I hear a lot of clients talk about how well the stock market has been doing since the crash of 2008. “Oh, yeah! Ive made all the money back and then some!”… the same ole story. But let me ask you this: What if you were having to take income during those down years? What would that have looked like? Beginning this year, the Required Minimum Distribution for Qualified Money age was raised from 70 1/2 to age 72.
That means that if you have a retirement account such as an IRA that money has been tax deferred all these years (never taxed). Well, the Government wants their cut so at age 72, you HAVE to make withdrawals so they can get their tax cut!
Now let us suppose that all your retirement is in the market, mutual funds, etc. and you reach age 72, you take your mandatory withdraw. The market is up- great you are still winning! Market is down- uh oh! You are selling when the market is down. BAD but Mandatory !
In all actuality since the year 2000, the total return has really only averaged 3.40%. So over a 20 year period, you have earned an average of 3.4%.
Now lets look at an example:
$100,000 Qualified Money from an IRA
Not to get too deep in the weeds here, let’s just look at the RMD calculation at age 72. For simplicity sake, the IRS gives a number for each age. That number it age 72 is 27.4. So to calculate your “RMD” so $100,000 divided by 27.4 equals $3,774. The percentage you are having to withdraw form your account is 3.8% (roughly). Now if you earned 8%, great! You took your withdraw and still added 4.2% to your account value- $104,200! Conversely, the market is down 9% at the point you have to take your withdraw. Let’s look at that. Your $100,000 has is worth $91,000 at the time you have to take your RMD so take $91,000 and divide by the 27.4 that comes to $3,321. So now your total account value is $87,679.
Lastly, I want to illustrate the sequence of returns:
The risk of receiving lower of negative returns early in a period when withdrawals are made from an investment portfolio is known as sequence of return risk. If you are taking withdrawals from your portfolio, the order or the sequence of investment returns can significantly impact your portfolio overall value.
Consider the following hypothetical investment scenario for Mr. Singletary and Mr. Bice.
Mr. Singletary and Mr. Bice started with $1 million investment portfolio at age 65. Both averaged annual returns that grows to the same value after 25 years, but they experience their annual returns in an inverse order from each other. See chart below demonstrating their different paths from each other.
Now let’s look at how the sequence of returns can impact a portfolio when taking distributions:
Mr Singletary and Mr Bice still start with an initial $1 million investment portfolio.
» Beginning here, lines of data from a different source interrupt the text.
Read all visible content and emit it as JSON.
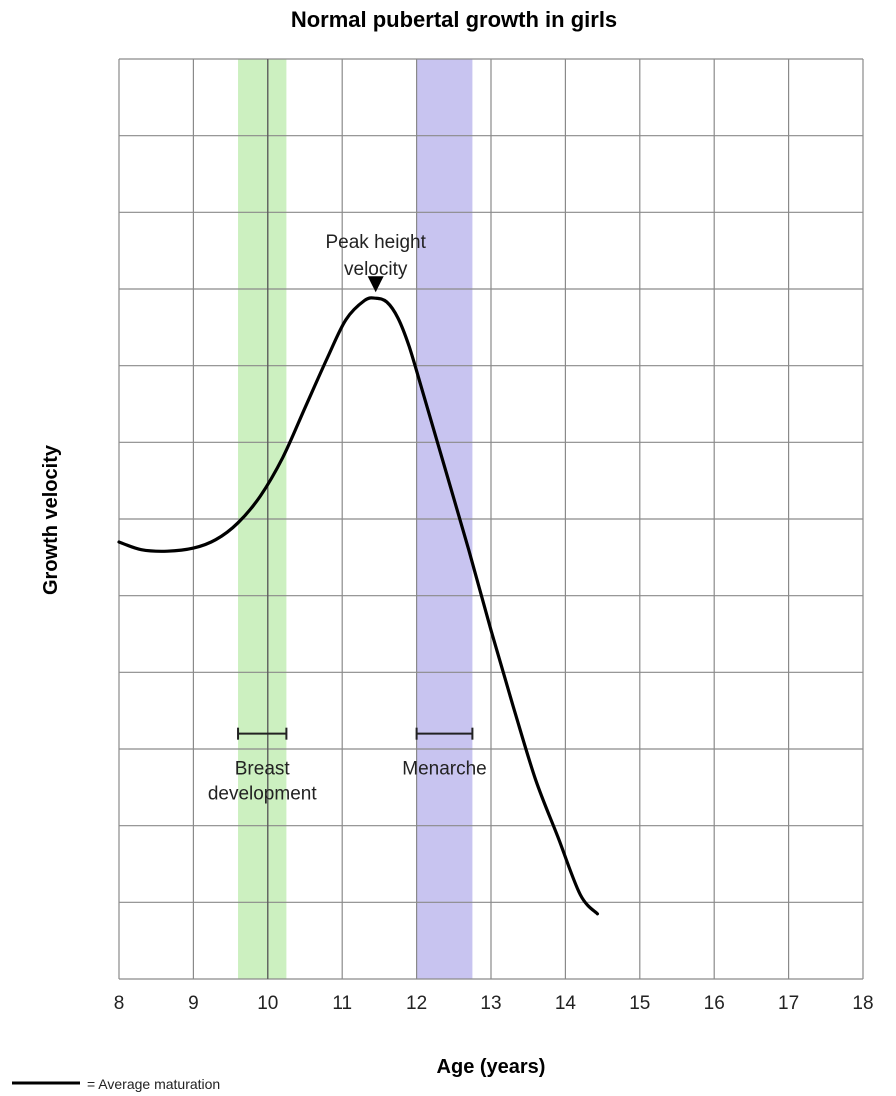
{
  "chart_data": {
    "type": "line",
    "title": "Normal pubertal growth in girls",
    "xlabel": "Age (years)",
    "ylabel": "Growth velocity",
    "xlim": [
      8,
      18
    ],
    "ylim": [
      0,
      12
    ],
    "x_ticks": [
      "8",
      "9",
      "10",
      "11",
      "12",
      "13",
      "14",
      "15",
      "16",
      "17",
      "18"
    ],
    "y_grid_lines": 12,
    "grid": true,
    "colors": {
      "breast_band": "#ccf0c0",
      "menarche_band": "#c8c4f0",
      "curve": "#000000",
      "grid": "#8a8a8a"
    },
    "series": [
      {
        "x": [
          8.0,
          8.3,
          8.65,
          9.0,
          9.3,
          9.6,
          9.9,
          10.2,
          10.5,
          10.8,
          11.05,
          11.3,
          11.45,
          11.6,
          11.75,
          11.9,
          12.1,
          12.4,
          12.7,
          13.0,
          13.3,
          13.6,
          13.9,
          14.2,
          14.43
        ],
        "y": [
          5.7,
          5.6,
          5.58,
          5.62,
          5.73,
          5.95,
          6.3,
          6.8,
          7.45,
          8.1,
          8.6,
          8.85,
          8.88,
          8.83,
          8.62,
          8.25,
          7.6,
          6.6,
          5.6,
          4.55,
          3.55,
          2.6,
          1.85,
          1.1,
          0.85
        ]
      }
    ],
    "bands": [
      {
        "name": "Breast development",
        "x_start": 9.6,
        "x_end": 10.25,
        "label_lines": [
          "Breast",
          "development"
        ]
      },
      {
        "name": "Menarche",
        "x_start": 12.0,
        "x_end": 12.75,
        "label_lines": [
          "Menarche"
        ]
      }
    ],
    "band_marker_x": 10.0,
    "range_markers_y": 3.2,
    "annotation": {
      "lines": [
        "Peak height",
        "velocity"
      ],
      "x": 11.45,
      "y": 8.88
    },
    "legend": {
      "text": "= Average maturation",
      "placement": "bottom-left"
    }
  }
}
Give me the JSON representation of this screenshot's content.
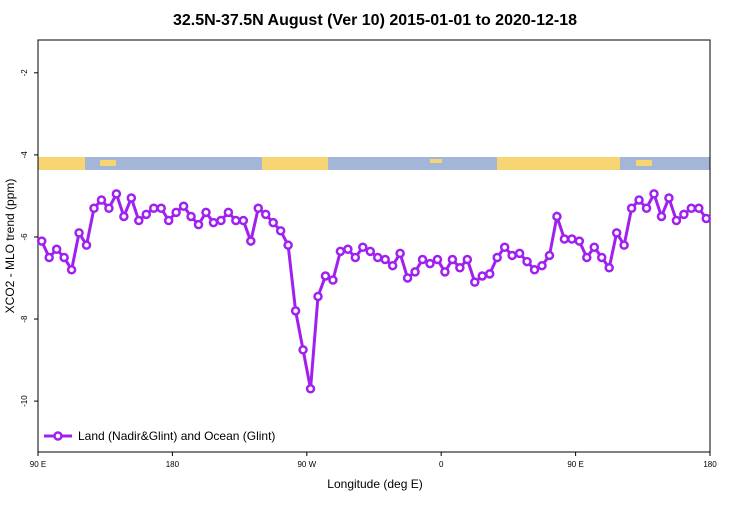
{
  "chart_data": {
    "type": "line",
    "title": "32.5N-37.5N August (Ver 10)   2015-01-01 to 2020-12-18",
    "x_label": "Longitude (deg E)",
    "y_label": "XCO2 - MLO trend (ppm)",
    "x": [
      92.5,
      97.5,
      102.5,
      107.5,
      112.5,
      117.5,
      122.5,
      127.5,
      132.5,
      137.5,
      142.5,
      147.5,
      152.5,
      157.5,
      162.5,
      167.5,
      172.5,
      177.5,
      182.5,
      187.5,
      192.5,
      197.5,
      202.5,
      207.5,
      212.5,
      217.5,
      222.5,
      227.5,
      232.5,
      237.5,
      242.5,
      247.5,
      252.5,
      257.5,
      262.5,
      267.5,
      272.5,
      277.5,
      282.5,
      287.5,
      292.5,
      297.5,
      302.5,
      307.5,
      312.5,
      317.5,
      322.5,
      327.5,
      332.5,
      337.5,
      342.5,
      347.5,
      352.5,
      357.5,
      362.5,
      367.5,
      372.5,
      377.5,
      382.5,
      387.5,
      392.5,
      397.5,
      402.5,
      407.5,
      412.5,
      417.5,
      422.5,
      427.5,
      432.5,
      437.5,
      442.5,
      447.5,
      452.5,
      457.5,
      462.5,
      467.5,
      472.5,
      477.5,
      482.5,
      487.5,
      492.5,
      497.5,
      502.5,
      507.5,
      512.5,
      517.5,
      522.5,
      527.5,
      532.5,
      537.5
    ],
    "series": [
      {
        "name": "Land (Nadir&Glint) and Ocean (Glint)",
        "color": "#a020f0",
        "values": [
          -6.1,
          -6.5,
          -6.3,
          -6.5,
          -6.8,
          -5.9,
          -6.2,
          -5.3,
          -5.1,
          -5.3,
          -4.95,
          -5.5,
          -5.05,
          -5.6,
          -5.45,
          -5.3,
          -5.3,
          -5.6,
          -5.4,
          -5.25,
          -5.5,
          -5.7,
          -5.4,
          -5.65,
          -5.6,
          -5.4,
          -5.6,
          -5.6,
          -6.1,
          -5.3,
          -5.45,
          -5.65,
          -5.85,
          -6.2,
          -7.8,
          -8.75,
          -9.7,
          -7.45,
          -6.95,
          -7.05,
          -6.35,
          -6.3,
          -6.5,
          -6.25,
          -6.35,
          -6.5,
          -6.55,
          -6.7,
          -6.4,
          -7.0,
          -6.85,
          -6.55,
          -6.65,
          -6.55,
          -6.85,
          -6.55,
          -6.75,
          -6.55,
          -7.1,
          -6.95,
          -6.9,
          -6.5,
          -6.25,
          -6.45,
          -6.4,
          -6.6,
          -6.8,
          -6.7,
          -6.45,
          -5.5,
          -6.05,
          -6.05,
          -6.1,
          -6.5,
          -6.25,
          -6.5,
          -6.75,
          -5.9,
          -6.2,
          -5.3,
          -5.1,
          -5.3,
          -4.95,
          -5.5,
          -5.05,
          -5.6,
          -5.45,
          -5.3,
          -5.3,
          -5.55
        ]
      }
    ],
    "xlim": [
      90,
      540
    ],
    "xticks": [
      {
        "value": 90,
        "label": "90 E"
      },
      {
        "value": 180,
        "label": "180"
      },
      {
        "value": 270,
        "label": "90 W"
      },
      {
        "value": 360,
        "label": "0"
      },
      {
        "value": 450,
        "label": "90 E"
      },
      {
        "value": 540,
        "label": "180"
      }
    ],
    "ylim": [
      -11.24,
      -1.2
    ],
    "yticks": [
      -2,
      -4,
      -6,
      -8,
      -10
    ],
    "legend": "bottom-left"
  }
}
But in this example, they start taking 5% withdrawals (of the initial value) beginning immediately at age 65. Mr Singletary begins taking withdrawals in an up market, giving him the optimal environment to maintain his portfolio value long-term. Unfortunately for Mr Bice, he starts taking income in a down market and depletes his entire portfolio before reaching age 83.
Heres the alternative: Income Riders provide guaranteed income that satisfy your RMD…. and best yet, it never goes away!
Source: Lincoln OptiBlend 10
Example: You retire at age 65 with the same $1,000,000 investment that you had rolled over into a Fixed Indexed Annuity with an income rider that begins paying income at age 65. The income percentage is 4.50% so you will receive $45,000 guaranteed for life while satisfying all RMD requirements. FINALLY, it is not affected by market down turns. You are participating in the market upturns, with no downside risk! So, Yes! you are sacrificing $5,000 per year in comparison to Mr Singletary with income in an “up-market” but keep in mind, you are also guaranteeing $45,000 per year for the rest of your life so you are not like Mr Bice with Income running out at age 82…..and you are still participating in the market up-swings!